'Blow-Up' Director Passes Film Legend Michelangelo Antonioni Dies
Italian film legend Michelangelo Antonioni died peacefully in his home in Rome on Monday evening. The director was famous for groundbreaking films like "Blow-Up" and "L'avventura". He was 94.
A photo of Antonioni taken in 1993, in Paris.
The director achieved legendary status in the 1960s with movies that broke new ground in terms of aesthetics, including his trilogy, "L'avventura" in 1960, "La Notte" in 1961 and "L'eclisse" in 1962.
"Every movement of the head, every gesture, every camera movement became something necessary, irrevocable and unmistakable in his eyes," said the German film director Wim Wenders, who helped Antonioni publish his directorial memoirs, "That Bowling Alley on the Tiber." Hollywood gave him a life achievement Oscar in 1995 for his 25 films and several screenplays.
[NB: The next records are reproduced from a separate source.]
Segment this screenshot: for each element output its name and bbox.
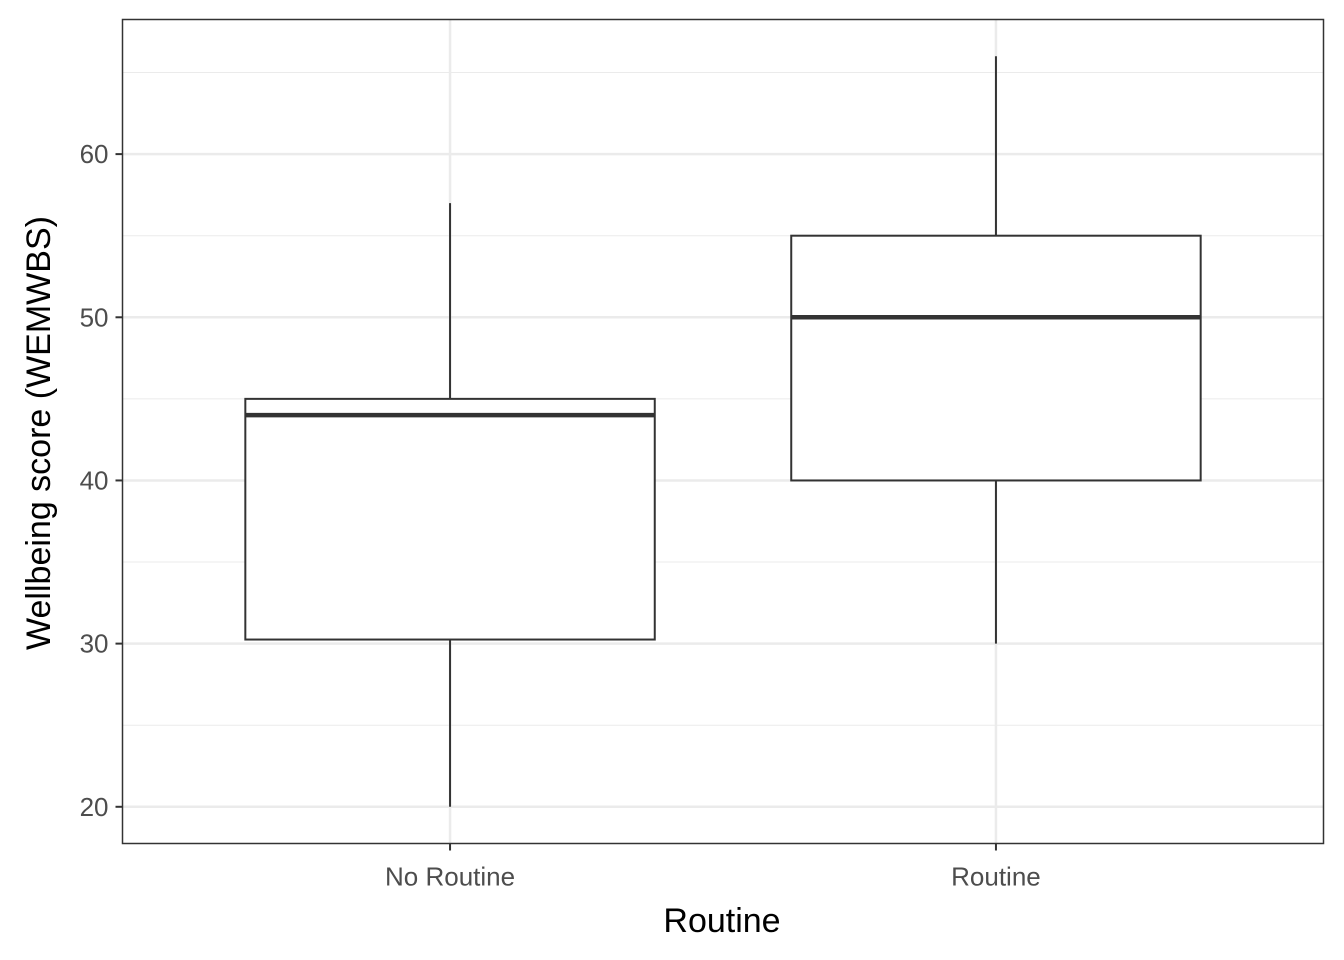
box-no-routine — [244, 203, 656, 807]
y-tick-label: 20 — [80, 792, 109, 822]
panel-border — [121, 18, 1325, 845]
x-tick-label: Routine — [951, 862, 1041, 892]
y-tick-label: 60 — [80, 139, 109, 169]
y-tick-label: 30 — [80, 629, 109, 659]
boxes — [244, 56, 1202, 807]
x-axis-title: Routine — [663, 902, 780, 940]
x-tick-label: No Routine — [385, 862, 515, 892]
box-routine — [790, 56, 1202, 644]
y-tick-label: 50 — [80, 302, 109, 332]
y-axis-title: Wellbeing score (WEMWBS) — [20, 216, 58, 650]
axes: 20 30 40 50 60 No Routine Routine — [80, 139, 1041, 891]
interquartile-box — [244, 397, 656, 641]
interquartile-box — [790, 234, 1202, 482]
y-tick-label: 40 — [80, 465, 109, 495]
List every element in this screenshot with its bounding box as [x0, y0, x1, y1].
Together with Federico Fellini, Antonioni helped move Italian film away from the neorealist movement. His 1966 film "Blow-Up," about a fashion photographer in swinging sixties London, was an aesthetic criticism of the media and pop culture and won the Golden Palm at the Cannes Film Festival. He followed it up with "Zabriskie Point", an homage to the 1968 political movement, filmed in California's Death Valley.
Antonioni had been confined to a wheelchair since suffering a stroke in 1985. Severely weakened by the stroke, he was looked after by his wife, Enrica Fico, 41 years his junior. She was with him when he passed away peacefully in his chair Monday evening, according to Ansa. He died on the same day as another highly influential director, Ingmar Bergman.
Antonioni will be buried Thursday in Ferrara, the northern Italian city where he was born.